Bertelsmann will in den kommenden Wochen und Monaten Gespräche über den möglichen Börsengang oder einen Rückkauf des GBL-Anteils führen. Das kündigte Vorstandsvorsitzender Gunter Thielen am Montagabend in einem Brief an die Belegschaft des Medienunternehmens an. Er bat die Beschäftigten um Verständnis, dass sich das Management trotz erwarteter Spekulationen erst dann wieder äußern werde, wenn konkrete Entscheidungen vorlägen.

Ab Dienstag kann die belgische Investmentfirma einen Börsengang des mehr als 170 Jahre alten Gütersloher Familienimperiums verlangen. Die Belgier halten insgesamt 25,1 Prozent der Bertelsmann-Aktien. Sie hatten die Anteile vor fünf Jahren im Tausch gegen ihre Beteiligung an RTL erhalten. Damit verbunden war das Recht, die Papiere nach Ablauf einer Wartefrist an die Börse bringen zu können. Bereits im Januar signalisierte das Unternehmen, dass es von diesem Recht Gebrauch machen wolle.

Medienberichten zufolge will die Bertelsmann-Gründerfamilie Mohn dem belgischen Investmentunternehmen jedoch seine Anteile abkaufen, um einen Börsengang in letzter Minute zu verhindern. Allerdings gibt es offenbar große Meinungsunterschiede, was den Kaufpreis angeht. Während GBL den Wert seines Aktienpakets auf rund fünf Milliarden Euro schätzt, will Bertelsmann den Berichten zufolge nur bis zu vier Milliarden Euro bieten.
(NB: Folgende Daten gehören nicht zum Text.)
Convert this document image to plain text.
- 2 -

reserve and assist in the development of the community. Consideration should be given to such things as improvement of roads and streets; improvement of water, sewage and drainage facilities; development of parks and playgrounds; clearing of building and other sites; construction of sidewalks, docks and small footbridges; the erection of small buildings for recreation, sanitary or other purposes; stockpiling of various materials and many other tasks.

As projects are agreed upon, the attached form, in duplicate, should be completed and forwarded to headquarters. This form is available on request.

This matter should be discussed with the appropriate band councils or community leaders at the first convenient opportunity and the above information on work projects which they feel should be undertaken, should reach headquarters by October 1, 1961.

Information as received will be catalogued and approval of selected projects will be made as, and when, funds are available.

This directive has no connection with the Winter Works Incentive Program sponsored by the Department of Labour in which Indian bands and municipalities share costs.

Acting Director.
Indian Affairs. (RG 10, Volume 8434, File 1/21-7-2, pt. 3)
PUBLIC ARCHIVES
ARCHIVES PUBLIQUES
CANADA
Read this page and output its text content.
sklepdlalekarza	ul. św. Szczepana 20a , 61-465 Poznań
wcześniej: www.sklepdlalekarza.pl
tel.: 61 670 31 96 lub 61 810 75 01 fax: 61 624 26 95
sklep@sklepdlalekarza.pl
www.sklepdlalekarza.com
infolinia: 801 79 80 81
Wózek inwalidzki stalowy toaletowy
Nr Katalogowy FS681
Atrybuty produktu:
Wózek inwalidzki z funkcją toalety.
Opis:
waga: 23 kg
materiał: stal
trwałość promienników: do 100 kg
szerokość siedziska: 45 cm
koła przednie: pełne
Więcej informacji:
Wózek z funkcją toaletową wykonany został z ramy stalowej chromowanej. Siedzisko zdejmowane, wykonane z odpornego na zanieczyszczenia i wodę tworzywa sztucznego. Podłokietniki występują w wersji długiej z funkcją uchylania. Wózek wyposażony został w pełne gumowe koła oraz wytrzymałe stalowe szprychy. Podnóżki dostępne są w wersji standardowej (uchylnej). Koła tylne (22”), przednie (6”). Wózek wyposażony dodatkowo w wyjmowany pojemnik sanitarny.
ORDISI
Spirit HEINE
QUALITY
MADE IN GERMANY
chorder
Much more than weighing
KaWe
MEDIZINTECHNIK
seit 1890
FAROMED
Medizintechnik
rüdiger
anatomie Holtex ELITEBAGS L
"Weiter in die Geschäfte investieren"

Doch selbst dieses Geld dürfte nur nur schwer aufzubringen sein. Um den Rückkauf der Papiere finanzieren zu können, erwäge Bertelsmann auch den Verkauf der Musiksparte hieß es zuletzt. Das Unternehmen selbst versuchte am Montag Bedenken zu zerstreuen, ein milliardenschwerer Aktienrückkauf könne die Entwicklungsperspektiven und die Kreditwürdigkeit von Bertelsmann beeinträchtigen. Auch bei einem Rückkauf werde Bertelsmann "weiter in die Geschäfte investieren können und die finanzielle Solidität erhalten", betonte das Unternehmen. Darüber seien sich Vorstand und Mehrheitsaktionär einig.

Auch ein Börsengang stelle das Unternehmen nicht vor Probleme, betonte der Konzern. "Bertelsmann wird seine vertraglichen Verpflichtungen gegenüber GBL erfüllen." Schon heute erfülle der Konzern die Anforderungen des Kapitalmarktes. "Der Vorstand ist überzeugt, dass die Entwicklung von Bertelsmann erfolgreich sein wird, unabhängig davon, ob es zu einer Börsenzulassung von Bertelsmann-Aktien oder zu einem Rückerwerb der GBL-Anteile kommt", hieß es in der Erklärung des Unternehmens. Unabhängig von einer Börsenzulassung werde Bertelsmann auch in Zukunft an seiner partnerschaftlichen, mitarbeiterorientierten Unternehmenskultur festhalten.

Am Montag saßen sich beide Seiten, GBL und die Familie Mohn, auf der nicht-öffentlichen Hauptversammlung der Bertelsmann AG in Gütersloh gegenüber. Doch machte das Unternehmen keinerlei Angaben darüber, ob es dabei bereits Verhandlungen über die Zukunft von Bertelsmann gegeben habe. In einer Pressemitteilung teilte das Unternehmen lediglich mit, dass Eon-Chef Wulf Bernotat in den Aufsichtsrat von Bertelsmann gewählt worden sei und sein Amt mit sofortiger Wirkung antrete.